For the first ten or so minutes I wasn’t sure if I was going to make it through Ran’s two and a half hour running time due to the fact that the initial exchanges between Hidetora and his sons were quite dry. It was only once the sons had separated and Lady Kaede was introduced that Ran really got going and from there I was completely hooked. Firstly I think Ran is a well-designed film with the stark colours of the Oscar-winning costumes and the grandiose nature of the Oscar-nominated sets being just two of many examples. Even the little things, such as the colour of the blood when characters die, is made memorable by being crafted in a slightly different hue to the one we’re normally used to seeing on screen. As I already mentioned Ran’s battle scenes are some of its best but there are also many quieter moments that are as good if not better than these two epic confrontations. The majority of these quieter moments involve either Hidetora or Lady Kaede who to me are definitely Ran’s two most memorable characters. I believe part of the reason for this is due to the fine performances from Mieko Harada as Kaede and especially Tatsuya Nakadai as Hidetora who lit up the screen whenever he was on. Nakadai was especially impressive during the scenes in which his character when slowly mad with one of the most memorable examples being when Hidetora walks through the middle of a massive battle that’s going on in the castle that he’s currently occupying. Nakadai’s performance during this scene and throughout the entire film made Ran all the more watchable and made it more than just another perfectly crafted Kurosawa epic.

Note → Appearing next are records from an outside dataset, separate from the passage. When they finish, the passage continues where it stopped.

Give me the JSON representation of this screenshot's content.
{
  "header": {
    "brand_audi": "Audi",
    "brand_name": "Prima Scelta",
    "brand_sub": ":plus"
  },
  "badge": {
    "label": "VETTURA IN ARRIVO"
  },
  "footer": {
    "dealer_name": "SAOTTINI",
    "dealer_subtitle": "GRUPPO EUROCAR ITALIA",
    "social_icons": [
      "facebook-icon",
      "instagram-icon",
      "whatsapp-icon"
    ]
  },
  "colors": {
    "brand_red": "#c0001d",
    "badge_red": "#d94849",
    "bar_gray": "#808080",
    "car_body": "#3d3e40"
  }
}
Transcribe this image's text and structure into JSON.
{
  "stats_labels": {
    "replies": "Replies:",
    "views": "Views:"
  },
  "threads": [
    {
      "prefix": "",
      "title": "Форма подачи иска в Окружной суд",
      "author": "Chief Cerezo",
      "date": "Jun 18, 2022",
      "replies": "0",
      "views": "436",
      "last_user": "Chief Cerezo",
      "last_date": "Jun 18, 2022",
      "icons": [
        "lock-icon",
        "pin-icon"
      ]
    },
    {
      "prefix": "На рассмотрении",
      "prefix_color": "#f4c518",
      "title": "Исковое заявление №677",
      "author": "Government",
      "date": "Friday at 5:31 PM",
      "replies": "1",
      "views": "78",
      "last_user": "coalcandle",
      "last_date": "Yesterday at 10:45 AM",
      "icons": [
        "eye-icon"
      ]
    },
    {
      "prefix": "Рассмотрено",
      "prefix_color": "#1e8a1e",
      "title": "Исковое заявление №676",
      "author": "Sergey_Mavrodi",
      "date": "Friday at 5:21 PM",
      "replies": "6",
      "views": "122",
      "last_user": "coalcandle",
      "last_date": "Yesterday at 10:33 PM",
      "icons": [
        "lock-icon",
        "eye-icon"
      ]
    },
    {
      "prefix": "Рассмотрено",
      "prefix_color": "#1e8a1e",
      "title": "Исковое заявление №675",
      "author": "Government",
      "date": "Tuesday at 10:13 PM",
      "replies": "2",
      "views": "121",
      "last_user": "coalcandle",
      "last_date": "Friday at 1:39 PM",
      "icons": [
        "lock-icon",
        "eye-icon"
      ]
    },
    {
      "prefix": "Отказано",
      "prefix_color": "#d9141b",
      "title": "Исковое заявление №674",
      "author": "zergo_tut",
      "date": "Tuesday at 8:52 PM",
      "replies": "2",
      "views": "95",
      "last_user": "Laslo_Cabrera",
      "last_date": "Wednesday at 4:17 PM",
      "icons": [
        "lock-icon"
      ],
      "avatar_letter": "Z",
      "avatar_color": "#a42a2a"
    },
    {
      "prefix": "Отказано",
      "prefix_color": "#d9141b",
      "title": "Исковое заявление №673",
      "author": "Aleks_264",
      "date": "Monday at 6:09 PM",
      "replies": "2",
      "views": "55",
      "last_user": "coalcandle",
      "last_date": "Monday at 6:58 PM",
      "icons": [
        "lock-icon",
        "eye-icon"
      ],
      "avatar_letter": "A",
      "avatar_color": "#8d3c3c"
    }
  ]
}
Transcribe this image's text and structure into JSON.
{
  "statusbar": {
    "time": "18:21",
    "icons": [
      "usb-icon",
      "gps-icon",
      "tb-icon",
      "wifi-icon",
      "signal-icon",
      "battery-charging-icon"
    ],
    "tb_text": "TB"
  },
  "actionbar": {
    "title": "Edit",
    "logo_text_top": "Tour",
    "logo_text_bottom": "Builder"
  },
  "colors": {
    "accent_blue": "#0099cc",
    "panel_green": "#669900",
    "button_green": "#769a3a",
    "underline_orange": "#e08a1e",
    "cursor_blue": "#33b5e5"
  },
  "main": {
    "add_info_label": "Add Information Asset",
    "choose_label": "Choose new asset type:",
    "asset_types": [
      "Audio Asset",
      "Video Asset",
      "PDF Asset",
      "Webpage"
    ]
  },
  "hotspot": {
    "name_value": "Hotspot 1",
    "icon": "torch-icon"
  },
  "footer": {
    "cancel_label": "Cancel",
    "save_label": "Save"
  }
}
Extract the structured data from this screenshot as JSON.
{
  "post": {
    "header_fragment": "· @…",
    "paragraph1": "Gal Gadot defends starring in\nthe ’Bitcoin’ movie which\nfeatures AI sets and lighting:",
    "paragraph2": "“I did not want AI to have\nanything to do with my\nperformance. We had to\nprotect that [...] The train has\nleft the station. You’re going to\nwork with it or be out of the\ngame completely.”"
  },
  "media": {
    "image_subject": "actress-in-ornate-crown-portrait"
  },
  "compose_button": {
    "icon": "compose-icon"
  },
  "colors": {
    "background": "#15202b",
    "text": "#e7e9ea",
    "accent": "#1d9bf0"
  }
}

Ran had an interesting path to the Oscars primarily as it wasn’t even considered as the Japanese entry for that year’s foreign film after Kurosawa no-showed the premiere in his homeland. Instead Kurosawa’s Best Director nod came thanks to a campaign led by the wonderful Sidney Lumet which ultimately proved successful. As I haven’t seen a lot of Kurosawa’s films I can’t say whether or not Ran was the one that most deserved the attention it garnered from the Academy. What I can say is that it does feel like a film that would’ve struggled to fit in with some of the mediocre entries for that year’s Best Picture including the winning effort Sidney Pollack’s Out of Africa. Although it is a period piece, I think Ran is so different to anything else Oscar was honouring at the time that it didn’t have a chance of a Best Picture nod and I don’t think Kurosawa would’ve been honoured either if it hadn’t been for Lumet’s campaign. However I’m glad that Kurosawa at least got some sort of recognition by the Academy for his years of producing masterpieces and with its brilliant script, performers and design Ran was a worthy film to demonstrate the many skills of the legendary Japanese director.